As with our current president, during his first campaign for the presidency, Thomas Jefferson heaped charges of corruption on the outgoing administration. Once in office, with access to all the information available in government records, he was unable to identify the widespread corruption against which he had campaigned. And like our current president, he continued many of the policies of the preceding administration that he had so thoroughly traduced.

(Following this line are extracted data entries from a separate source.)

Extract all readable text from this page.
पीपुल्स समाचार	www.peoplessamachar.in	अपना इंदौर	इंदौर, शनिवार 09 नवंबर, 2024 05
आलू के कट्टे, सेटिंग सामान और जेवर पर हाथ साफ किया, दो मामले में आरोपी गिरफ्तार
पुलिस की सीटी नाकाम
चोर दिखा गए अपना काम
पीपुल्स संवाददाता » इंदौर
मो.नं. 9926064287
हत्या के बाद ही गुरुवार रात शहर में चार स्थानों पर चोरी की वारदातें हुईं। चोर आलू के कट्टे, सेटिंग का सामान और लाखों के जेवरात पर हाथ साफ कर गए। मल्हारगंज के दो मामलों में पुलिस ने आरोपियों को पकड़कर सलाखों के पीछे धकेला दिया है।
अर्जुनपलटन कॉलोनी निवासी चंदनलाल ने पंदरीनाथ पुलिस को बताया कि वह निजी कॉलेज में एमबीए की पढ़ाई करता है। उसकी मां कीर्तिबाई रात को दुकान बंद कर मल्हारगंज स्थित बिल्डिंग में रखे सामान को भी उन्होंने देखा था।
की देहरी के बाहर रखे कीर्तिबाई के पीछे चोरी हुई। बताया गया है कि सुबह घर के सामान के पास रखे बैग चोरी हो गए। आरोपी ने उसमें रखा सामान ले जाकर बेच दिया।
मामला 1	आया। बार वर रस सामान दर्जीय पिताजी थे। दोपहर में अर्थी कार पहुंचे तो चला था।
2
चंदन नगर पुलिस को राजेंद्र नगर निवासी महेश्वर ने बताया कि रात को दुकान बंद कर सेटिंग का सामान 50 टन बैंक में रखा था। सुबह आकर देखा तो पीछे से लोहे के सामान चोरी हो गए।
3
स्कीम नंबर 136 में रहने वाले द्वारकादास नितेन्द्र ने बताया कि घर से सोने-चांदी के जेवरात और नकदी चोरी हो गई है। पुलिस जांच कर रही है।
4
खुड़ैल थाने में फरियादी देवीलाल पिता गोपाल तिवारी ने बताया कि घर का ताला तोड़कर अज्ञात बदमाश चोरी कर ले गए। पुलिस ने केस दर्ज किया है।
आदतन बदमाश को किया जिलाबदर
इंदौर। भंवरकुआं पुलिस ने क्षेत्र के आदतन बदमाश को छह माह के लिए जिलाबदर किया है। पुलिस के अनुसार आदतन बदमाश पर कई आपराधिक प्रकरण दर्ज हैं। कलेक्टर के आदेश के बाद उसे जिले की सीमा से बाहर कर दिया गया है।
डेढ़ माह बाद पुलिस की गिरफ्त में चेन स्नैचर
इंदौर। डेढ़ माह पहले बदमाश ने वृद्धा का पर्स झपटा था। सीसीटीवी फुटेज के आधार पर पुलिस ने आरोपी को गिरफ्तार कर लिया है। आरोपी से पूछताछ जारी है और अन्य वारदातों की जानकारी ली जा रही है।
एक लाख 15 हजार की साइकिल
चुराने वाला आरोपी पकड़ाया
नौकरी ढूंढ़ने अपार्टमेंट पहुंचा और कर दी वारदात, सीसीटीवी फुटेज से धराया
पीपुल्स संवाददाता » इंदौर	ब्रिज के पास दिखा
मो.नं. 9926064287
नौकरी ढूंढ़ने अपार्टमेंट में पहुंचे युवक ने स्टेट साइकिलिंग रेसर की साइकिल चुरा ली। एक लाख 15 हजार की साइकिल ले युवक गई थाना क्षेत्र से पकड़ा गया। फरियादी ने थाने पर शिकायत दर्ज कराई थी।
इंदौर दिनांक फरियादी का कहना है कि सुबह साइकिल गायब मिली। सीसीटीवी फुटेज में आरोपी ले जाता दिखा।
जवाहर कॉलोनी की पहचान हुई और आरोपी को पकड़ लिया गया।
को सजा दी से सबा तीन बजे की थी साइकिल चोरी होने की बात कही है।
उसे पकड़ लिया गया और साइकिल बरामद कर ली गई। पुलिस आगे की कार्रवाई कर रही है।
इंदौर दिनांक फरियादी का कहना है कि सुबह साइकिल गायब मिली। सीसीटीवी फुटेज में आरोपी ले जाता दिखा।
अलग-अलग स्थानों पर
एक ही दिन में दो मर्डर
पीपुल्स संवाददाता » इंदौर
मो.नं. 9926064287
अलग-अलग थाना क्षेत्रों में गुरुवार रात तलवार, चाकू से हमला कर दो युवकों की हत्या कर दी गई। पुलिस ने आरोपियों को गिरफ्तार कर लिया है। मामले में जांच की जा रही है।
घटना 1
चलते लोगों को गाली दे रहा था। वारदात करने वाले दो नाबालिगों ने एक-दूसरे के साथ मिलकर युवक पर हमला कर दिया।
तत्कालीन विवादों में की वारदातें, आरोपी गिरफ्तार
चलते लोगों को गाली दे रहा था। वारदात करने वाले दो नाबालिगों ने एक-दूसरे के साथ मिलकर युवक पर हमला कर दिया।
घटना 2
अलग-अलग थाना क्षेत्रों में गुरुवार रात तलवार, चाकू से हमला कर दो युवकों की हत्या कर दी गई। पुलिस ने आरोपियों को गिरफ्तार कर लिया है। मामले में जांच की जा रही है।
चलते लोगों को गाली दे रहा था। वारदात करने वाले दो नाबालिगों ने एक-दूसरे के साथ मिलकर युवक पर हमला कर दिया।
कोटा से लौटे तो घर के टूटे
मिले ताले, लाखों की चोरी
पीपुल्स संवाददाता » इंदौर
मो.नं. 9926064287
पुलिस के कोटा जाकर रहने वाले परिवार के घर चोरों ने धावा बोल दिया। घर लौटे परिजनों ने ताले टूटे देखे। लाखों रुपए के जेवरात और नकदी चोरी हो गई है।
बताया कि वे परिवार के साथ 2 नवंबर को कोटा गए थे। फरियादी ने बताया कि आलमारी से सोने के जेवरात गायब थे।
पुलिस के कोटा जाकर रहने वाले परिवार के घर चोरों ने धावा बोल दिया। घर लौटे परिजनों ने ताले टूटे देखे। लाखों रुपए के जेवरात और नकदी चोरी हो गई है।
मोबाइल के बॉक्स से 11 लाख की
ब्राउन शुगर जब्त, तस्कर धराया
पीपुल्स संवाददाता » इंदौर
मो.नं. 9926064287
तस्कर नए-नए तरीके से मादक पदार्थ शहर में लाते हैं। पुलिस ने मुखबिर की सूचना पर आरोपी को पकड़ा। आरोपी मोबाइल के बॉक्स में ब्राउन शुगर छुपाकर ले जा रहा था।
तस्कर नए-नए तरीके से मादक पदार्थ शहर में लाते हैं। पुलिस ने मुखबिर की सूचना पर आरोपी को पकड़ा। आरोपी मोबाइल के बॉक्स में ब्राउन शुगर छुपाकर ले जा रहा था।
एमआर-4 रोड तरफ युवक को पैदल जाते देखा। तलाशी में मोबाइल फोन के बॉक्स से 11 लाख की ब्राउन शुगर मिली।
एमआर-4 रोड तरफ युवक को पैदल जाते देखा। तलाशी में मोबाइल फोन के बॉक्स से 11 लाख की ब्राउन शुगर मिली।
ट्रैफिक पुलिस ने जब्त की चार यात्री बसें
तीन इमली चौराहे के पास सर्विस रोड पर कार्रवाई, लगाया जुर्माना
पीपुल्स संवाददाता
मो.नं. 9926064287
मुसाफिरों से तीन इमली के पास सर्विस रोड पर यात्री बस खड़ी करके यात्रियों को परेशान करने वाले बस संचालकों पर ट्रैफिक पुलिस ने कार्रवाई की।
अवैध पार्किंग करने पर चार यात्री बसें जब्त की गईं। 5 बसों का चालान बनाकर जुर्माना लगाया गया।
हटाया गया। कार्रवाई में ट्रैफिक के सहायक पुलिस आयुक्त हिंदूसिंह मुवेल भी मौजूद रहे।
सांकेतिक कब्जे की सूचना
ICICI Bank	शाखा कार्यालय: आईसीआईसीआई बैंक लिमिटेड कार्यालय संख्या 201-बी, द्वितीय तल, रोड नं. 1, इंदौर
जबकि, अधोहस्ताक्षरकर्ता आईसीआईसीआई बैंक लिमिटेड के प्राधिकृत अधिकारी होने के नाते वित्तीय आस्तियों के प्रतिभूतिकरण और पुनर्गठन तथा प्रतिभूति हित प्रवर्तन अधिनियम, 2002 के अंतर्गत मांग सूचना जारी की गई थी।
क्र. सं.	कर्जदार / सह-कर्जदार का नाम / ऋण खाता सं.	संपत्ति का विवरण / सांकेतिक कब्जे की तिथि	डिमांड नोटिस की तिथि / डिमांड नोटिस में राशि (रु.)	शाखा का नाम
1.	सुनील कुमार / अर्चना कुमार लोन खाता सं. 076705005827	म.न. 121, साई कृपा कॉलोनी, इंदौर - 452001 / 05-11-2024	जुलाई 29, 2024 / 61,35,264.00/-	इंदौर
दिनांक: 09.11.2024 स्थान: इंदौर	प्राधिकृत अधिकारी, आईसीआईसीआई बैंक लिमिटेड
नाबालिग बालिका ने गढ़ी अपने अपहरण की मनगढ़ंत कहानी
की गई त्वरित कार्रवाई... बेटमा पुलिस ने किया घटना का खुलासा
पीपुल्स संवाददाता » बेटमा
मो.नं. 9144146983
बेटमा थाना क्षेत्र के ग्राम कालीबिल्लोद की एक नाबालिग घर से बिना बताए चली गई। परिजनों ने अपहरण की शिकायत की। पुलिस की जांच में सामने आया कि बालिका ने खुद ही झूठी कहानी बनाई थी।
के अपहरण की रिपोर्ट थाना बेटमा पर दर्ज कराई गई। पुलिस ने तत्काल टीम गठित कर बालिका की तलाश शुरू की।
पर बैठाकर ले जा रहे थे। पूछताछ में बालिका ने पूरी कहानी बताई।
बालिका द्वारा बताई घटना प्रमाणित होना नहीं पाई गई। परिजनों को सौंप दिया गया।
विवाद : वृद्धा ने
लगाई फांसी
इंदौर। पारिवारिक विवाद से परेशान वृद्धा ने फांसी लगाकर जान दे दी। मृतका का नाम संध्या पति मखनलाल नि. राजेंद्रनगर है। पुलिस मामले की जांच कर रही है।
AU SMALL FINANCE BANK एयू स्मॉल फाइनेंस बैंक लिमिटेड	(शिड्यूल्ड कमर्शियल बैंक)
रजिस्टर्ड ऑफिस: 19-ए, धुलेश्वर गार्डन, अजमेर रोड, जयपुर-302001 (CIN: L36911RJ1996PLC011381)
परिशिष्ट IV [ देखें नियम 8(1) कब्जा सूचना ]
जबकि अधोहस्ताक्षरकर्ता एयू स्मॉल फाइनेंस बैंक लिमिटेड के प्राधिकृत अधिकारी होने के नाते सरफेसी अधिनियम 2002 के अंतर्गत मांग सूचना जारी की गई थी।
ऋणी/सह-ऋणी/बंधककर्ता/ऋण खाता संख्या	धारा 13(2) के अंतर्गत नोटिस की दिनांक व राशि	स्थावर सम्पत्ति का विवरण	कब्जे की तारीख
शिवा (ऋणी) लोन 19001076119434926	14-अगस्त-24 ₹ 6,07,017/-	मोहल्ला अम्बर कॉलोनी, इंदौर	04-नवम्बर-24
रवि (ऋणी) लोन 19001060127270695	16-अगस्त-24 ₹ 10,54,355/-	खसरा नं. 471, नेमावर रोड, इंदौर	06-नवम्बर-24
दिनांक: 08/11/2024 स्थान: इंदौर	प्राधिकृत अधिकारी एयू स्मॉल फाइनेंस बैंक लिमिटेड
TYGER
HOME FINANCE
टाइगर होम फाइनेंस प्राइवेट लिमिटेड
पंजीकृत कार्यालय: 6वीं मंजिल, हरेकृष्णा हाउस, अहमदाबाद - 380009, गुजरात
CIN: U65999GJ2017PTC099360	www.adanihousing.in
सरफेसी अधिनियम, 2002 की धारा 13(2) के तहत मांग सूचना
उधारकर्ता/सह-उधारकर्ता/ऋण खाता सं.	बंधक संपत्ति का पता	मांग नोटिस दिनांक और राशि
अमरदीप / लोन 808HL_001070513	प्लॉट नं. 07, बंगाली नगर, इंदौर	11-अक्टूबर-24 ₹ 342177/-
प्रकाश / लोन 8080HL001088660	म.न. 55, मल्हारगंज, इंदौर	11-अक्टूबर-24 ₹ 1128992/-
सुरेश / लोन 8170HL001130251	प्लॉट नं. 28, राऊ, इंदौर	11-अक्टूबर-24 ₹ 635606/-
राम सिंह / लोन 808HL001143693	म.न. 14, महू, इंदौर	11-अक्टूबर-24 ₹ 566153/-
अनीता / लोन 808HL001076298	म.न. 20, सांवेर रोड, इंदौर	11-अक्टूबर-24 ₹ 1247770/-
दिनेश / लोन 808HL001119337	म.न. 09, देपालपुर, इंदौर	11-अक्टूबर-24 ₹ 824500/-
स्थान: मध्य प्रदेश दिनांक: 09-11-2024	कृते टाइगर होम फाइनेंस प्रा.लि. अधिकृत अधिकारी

Our founding fathers wrote about the dangers of parties or factions. Then they formed parties in the first years of the first presidential administration. They lamented rude language and ad hominem attacks. Then they lavished intentionally false claims of corruption and immorality on the Federalists, because they couldn’t articulate viable policies for running the government more effectively than the Federalists.

As we reflect on the 230th birthday of our Constitution, we might do well to remember that it was formed by men (no women) who had affairs, cheated in business, owned slaves and practiced religious intolerance. Yet they created an entirely new, stable government that has survived men who sought to recreate royalty or military rule. They created a new governing structure that allowed society to evolve from quill pens to computer tablets and speech recognition, to survive world wars, a Civil War, and religious and civil unrest, without resorting to coups or military revolts.

Two hundred and thirty years later, our government works because its structure includes the tools to overcome efforts to subvert it. When asked, on September 18, 1787, what the new government was, Ben Franklin said “A republic, if you can keep it.” We have kept it for 230 years, not simply because the structure includes the tools, but because each new generation has been willing to take up and use those tools.